Business

Stocks rebound from coronavirus selloff

Posted February 3, 2020 11:10 a.m. EST
Updated February 3, 2020 4:18 p.m. EST

Dow jumps more than 200 points, rebounding from coronavirus selloff

— The Dow and the broader US stock market rallied Monday, as stocks rebounded from last week's sharp selloff over potential fallout from the global coronavirus outbreak.

An onslaught of quarantine measures and travel restrictions imposed by companies and governments worldwide led to a perception that the virus outbreak will likely be contained.

This put US and European stock markets at ease on Monday, even though the risk surrounding the outbreak is not eliminated and the economic repercussions are yet to be determined.

China's central bank also stepped in to prop up the market, giving investors around the world confidence that the fallout would be somewhat managed.

The Dow closed up 0.5%, or 144 points, after climbing as many as 374 points during Monday's trading session, retracing some of its losses from last week. The index had finished down more than 600 points on Friday.

The S&P 500 closed up 0.7%, while the Nasdaq Composite finished 1.3% higher.

"It seems many investors just want to 'buy the dip'," wrote Edward Moya, senior market analyst at Oanda in a not to clients.

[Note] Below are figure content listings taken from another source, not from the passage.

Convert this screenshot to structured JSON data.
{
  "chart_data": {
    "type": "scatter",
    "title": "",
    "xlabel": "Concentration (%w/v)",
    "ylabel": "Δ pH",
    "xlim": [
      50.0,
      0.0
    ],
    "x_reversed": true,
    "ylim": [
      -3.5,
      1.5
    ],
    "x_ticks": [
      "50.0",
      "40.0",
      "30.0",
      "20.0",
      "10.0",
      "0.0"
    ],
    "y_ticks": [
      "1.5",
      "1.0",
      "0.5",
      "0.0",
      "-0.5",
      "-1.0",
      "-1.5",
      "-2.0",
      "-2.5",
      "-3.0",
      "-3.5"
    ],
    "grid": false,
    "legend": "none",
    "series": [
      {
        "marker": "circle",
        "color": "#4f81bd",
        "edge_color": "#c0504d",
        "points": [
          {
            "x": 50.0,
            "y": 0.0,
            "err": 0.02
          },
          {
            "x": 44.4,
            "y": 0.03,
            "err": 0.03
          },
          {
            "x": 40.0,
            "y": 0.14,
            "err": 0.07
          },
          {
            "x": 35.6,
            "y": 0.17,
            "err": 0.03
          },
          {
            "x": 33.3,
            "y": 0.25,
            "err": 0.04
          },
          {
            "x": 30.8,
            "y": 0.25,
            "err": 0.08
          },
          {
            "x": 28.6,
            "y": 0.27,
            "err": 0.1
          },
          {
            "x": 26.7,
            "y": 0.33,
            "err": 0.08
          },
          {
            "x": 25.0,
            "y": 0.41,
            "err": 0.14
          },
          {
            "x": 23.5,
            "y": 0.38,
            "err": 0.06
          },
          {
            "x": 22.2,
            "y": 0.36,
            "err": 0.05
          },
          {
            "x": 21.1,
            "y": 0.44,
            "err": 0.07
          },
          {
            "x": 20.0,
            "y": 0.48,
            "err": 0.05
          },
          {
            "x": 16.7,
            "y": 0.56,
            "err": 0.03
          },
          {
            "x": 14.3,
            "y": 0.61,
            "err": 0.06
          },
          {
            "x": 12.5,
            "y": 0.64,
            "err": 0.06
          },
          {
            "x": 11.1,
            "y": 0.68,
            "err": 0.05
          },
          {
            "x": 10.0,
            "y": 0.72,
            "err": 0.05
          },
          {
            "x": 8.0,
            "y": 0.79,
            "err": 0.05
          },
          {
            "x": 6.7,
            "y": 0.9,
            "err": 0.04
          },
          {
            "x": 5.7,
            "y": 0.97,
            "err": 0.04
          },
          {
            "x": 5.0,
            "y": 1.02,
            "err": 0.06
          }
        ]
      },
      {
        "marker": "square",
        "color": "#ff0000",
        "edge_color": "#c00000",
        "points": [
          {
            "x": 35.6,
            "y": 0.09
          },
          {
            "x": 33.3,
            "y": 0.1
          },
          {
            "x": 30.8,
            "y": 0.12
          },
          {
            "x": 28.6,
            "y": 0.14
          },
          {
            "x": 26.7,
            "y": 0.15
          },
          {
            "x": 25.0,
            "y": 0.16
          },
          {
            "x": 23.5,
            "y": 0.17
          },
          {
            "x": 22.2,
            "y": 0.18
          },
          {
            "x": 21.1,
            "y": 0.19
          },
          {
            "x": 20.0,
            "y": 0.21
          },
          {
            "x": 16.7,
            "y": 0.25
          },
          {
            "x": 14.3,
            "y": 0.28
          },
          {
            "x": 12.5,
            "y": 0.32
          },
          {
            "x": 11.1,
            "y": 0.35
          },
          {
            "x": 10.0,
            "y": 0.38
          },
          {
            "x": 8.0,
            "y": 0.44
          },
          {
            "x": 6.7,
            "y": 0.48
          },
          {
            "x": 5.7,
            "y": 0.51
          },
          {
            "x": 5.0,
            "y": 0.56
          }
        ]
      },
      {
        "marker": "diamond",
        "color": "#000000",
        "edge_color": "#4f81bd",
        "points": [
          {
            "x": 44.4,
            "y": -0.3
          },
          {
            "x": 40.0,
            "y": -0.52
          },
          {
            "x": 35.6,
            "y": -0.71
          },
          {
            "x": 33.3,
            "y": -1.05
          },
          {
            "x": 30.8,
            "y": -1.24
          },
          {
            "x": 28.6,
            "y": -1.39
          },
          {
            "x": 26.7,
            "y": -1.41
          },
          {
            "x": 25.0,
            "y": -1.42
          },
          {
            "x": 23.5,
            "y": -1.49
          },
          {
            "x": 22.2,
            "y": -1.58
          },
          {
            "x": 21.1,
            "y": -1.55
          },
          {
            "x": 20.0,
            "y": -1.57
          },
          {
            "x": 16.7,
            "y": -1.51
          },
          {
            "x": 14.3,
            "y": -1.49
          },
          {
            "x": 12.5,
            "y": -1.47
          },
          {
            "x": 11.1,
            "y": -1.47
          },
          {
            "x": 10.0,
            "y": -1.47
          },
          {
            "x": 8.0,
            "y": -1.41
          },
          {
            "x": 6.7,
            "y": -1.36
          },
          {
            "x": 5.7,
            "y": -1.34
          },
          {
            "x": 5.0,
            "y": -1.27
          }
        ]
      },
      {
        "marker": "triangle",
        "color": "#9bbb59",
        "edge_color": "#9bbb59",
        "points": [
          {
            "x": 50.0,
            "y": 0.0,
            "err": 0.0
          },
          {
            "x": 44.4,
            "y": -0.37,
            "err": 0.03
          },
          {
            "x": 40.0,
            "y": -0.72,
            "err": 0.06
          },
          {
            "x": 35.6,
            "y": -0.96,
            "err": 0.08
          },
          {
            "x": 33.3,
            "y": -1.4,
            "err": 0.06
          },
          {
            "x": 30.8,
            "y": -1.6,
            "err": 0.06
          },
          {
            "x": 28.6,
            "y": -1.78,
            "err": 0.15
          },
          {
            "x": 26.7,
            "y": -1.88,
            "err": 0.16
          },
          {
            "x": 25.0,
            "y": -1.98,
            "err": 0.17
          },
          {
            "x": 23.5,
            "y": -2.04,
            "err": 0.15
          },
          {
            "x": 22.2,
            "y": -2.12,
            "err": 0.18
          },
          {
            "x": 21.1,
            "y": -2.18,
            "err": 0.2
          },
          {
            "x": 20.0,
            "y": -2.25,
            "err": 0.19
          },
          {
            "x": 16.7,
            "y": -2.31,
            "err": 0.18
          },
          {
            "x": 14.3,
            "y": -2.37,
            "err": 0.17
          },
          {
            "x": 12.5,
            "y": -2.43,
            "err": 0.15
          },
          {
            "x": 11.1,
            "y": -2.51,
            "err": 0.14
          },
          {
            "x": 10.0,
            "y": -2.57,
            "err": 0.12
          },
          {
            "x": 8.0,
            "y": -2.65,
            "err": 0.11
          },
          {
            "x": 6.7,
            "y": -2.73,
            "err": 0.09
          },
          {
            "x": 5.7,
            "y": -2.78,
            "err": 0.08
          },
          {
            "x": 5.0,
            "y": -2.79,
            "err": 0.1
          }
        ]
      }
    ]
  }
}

Investors often try to buy stocks after a sell-off, betting that companies' fundamentals are strong enough to overcome the negative sentiment.

Both the Dow and the S&P 500 erased all their January gains Friday over the virus scare, and they ended the month in the red.

Meanwhile, Chinese equities had their worst day in nine years upon reopening after the Lunar New Year holiday during which the outbreak intensified.

Oil prices remained under pressure, as the outbreak is weighing on demand for the commodity. US oil prices briefly dropped below $50 a barrel Monday, and settled at $50.11 a barrel. They haven't been this low since January 2019.

Elsewhere, traditional safe haven assets like gold and US Treasury bonds are down as stocks rebound and demand for safety bets wanes.